Rekindling inflation :
- Faster resolution of the twin balance sheets is critical to rekindling private investment
- Accelerating the pace of agricultural reform
- Targeted capital expenditure
- Improving ease of doing business
- Multiple infrastructure initiatives like roads, and power
- Stressed sectors like telecom and power need speedier resolution
- The Economic Survey argues that India had moved to a low inflation trajectory, due to supply-side elasticity in agriculture and long-term softening of global oil prices.
- The Economic Survey seeks to highlight that for sustained 14 quarters the actual inflation (WPI-CPI) has undershot the projections made by the Reserve Bank (RBI).
- In the Indian context ral neutral interest rates hover around 1.2-1.75% and that the present rate is about 25-75 basis points above the neutral rate.

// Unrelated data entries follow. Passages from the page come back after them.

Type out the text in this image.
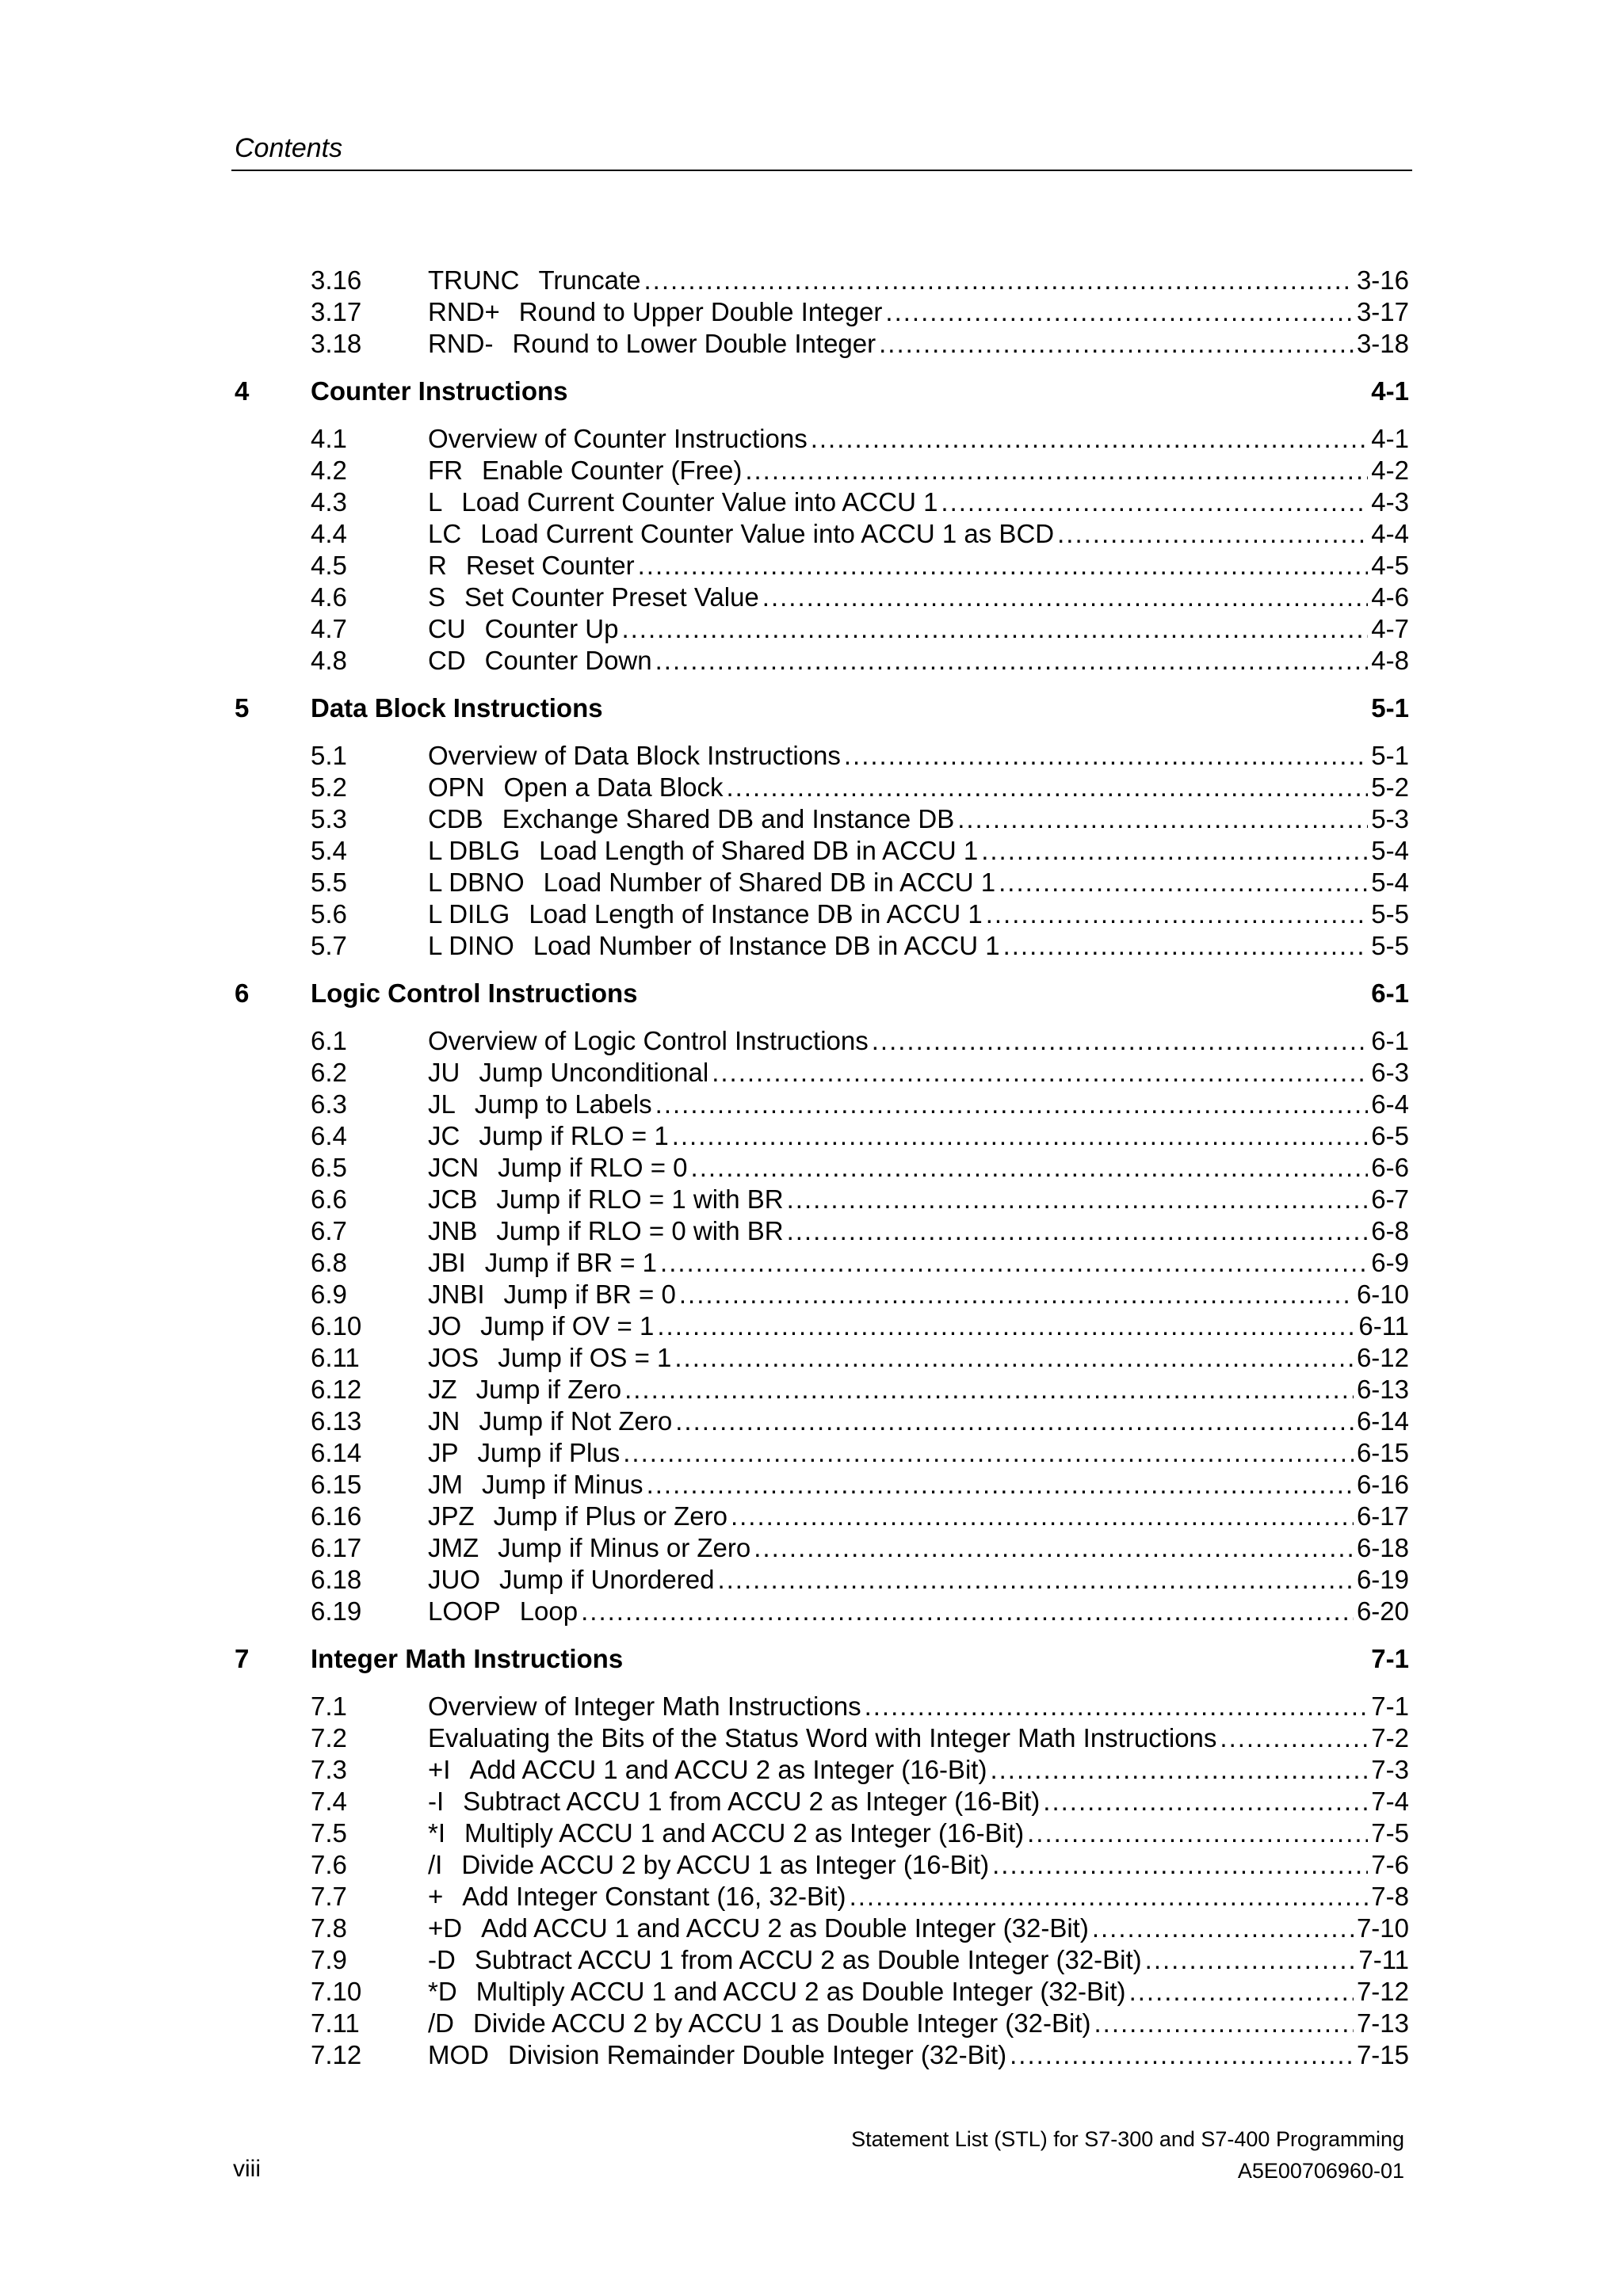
Contents
3.16	TRUNC Truncate .....	3-16
3.17	RND+ Round to Upper Double Integer .....	3-17
3.18	RND- Round to Lower Double Integer .....	3-18
4 Counter Instructions	4-1
4.1	Overview of Counter Instructions .....	4-1
4.2	FR Enable Counter (Free) .....	4-2
4.3	L Load Current Counter Value into ACCU 1 .....	4-3
4.4	LC Load Current Counter Value into ACCU 1 as BCD .....	4-4
4.5	R Reset Counter .....	4-5
4.6	S Set Counter Preset Value .....	4-6
4.7	CU Counter Up .....	4-7
4.8	CD Counter Down .....	4-8
5 Data Block Instructions	5-1
5.1	Overview of Data Block Instructions .....	5-1
5.2	OPN Open a Data Block .....	5-2
5.3	CDB Exchange Shared DB and Instance DB .....	5-3
5.4	L DBLG Load Length of Shared DB in ACCU 1 .....	5-4
5.5	L DBNO Load Number of Shared DB in ACCU 1 .....	5-4
5.6	L DILG Load Length of Instance DB in ACCU 1 .....	5-5
5.7	L DINO Load Number of Instance DB in ACCU 1 .....	5-5
6 Logic Control Instructions	6-1
6.1	Overview of Logic Control Instructions .....	6-1
6.2	JU Jump Unconditional .....	6-3
6.3	JL Jump to Labels .....	6-4
6.4	JC Jump if RLO = 1 .....	6-5
6.5	JCN Jump if RLO = 0 .....	6-6
6.6	JCB Jump if RLO = 1 with BR .....	6-7
6.7	JNB Jump if RLO = 0 with BR .....	6-8
6.8	JBI Jump if BR = 1 .....	6-9
6.9	JNBI Jump if BR = 0 .....	6-10
6.10	JO Jump if OV = 1 .....	6-11
6.11	JOS Jump if OS = 1 .....	6-12
6.12	JZ Jump if Zero .....	6-13
6.13	JN Jump if Not Zero .....	6-14
6.14	JP Jump if Plus .....	6-15
6.15	JM Jump if Minus .....	6-16
6.16	JPZ Jump if Plus or Zero .....	6-17
6.17	JMZ Jump if Minus or Zero .....	6-18
6.18	JUO Jump if Unordered .....	6-19
6.19	LOOP Loop .....	6-20
7 Integer Math Instructions	7-1
7.1	Overview of Integer Math Instructions .....	7-1
7.2	Evaluating the Bits of the Status Word with Integer Math Instructions .....	7-2
7.3	+I Add ACCU 1 and ACCU 2 as Integer (16-Bit) .....	7-3
7.4	-I Subtract ACCU 1 from ACCU 2 as Integer (16-Bit) .....	7-4
7.5	*I Multiply ACCU 1 and ACCU 2 as Integer (16-Bit) .....	7-5
7.6	/I Divide ACCU 2 by ACCU 1 as Integer (16-Bit) .....	7-6
7.7	+ Add Integer Constant (16, 32-Bit) .....	7-8
7.8	+D Add ACCU 1 and ACCU 2 as Double Integer (32-Bit) .....	7-10
7.9	-D Subtract ACCU 1 from ACCU 2 as Double Integer (32-Bit) .....	7-11
7.10	*D Multiply ACCU 1 and ACCU 2 as Double Integer (32-Bit) .....	7-12
7.11	/D Divide ACCU 2 by ACCU 1 as Double Integer (32-Bit) .....	7-13
7.12	MOD Division Remainder Double Integer (32-Bit) .....	7-15
Statement List (STL) for S7-300 and S7-400 Programming
A5E00706960-01
viii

- On monetary policy, the central bankers have all over made calculations and undershot inflation targets.
- The inflation target is 4%.
- Multiplier benefits from low interest rate regimes are contingent on deeper structural reforms
- Regarding the exchange rate, real effective interest rates have appreciated significantly.
- The RBI has the unenviable challenges of managing significant inward capital flows with exchange rates which do not penalise domestic industry through a premium on cheaper imports.
- Fiscal tightening by states due to Ujwal DISCOM Assurance Yojana (UDAY),
- farm loan waiver,
- declining profitability of some key sectors like power and telecom,
- The shadow of unresolved twin balance sheet problems and transitional issues of the GST are contributory to deflationary pressures.
- The scheme UDAY is designed to clean up the balance sheets of electricity boards in the short run and is expected to improve management of electricity boards.
- Appropriate action on tariff fixation, regular billing cycles, monitoring timely collection by distributing companies is an integral part of the UDAY package.
- This would benefit state’s finances.
- For addressing the above mentioned issues, short term state specific measures would need to be innovatively conceived.
- The recent initiatives to improve the fertilizer mix through extensive soil-testing along with the Pradhan Mantri Fasal Bima Yojana will prove beneficial to stabilise farm incomes.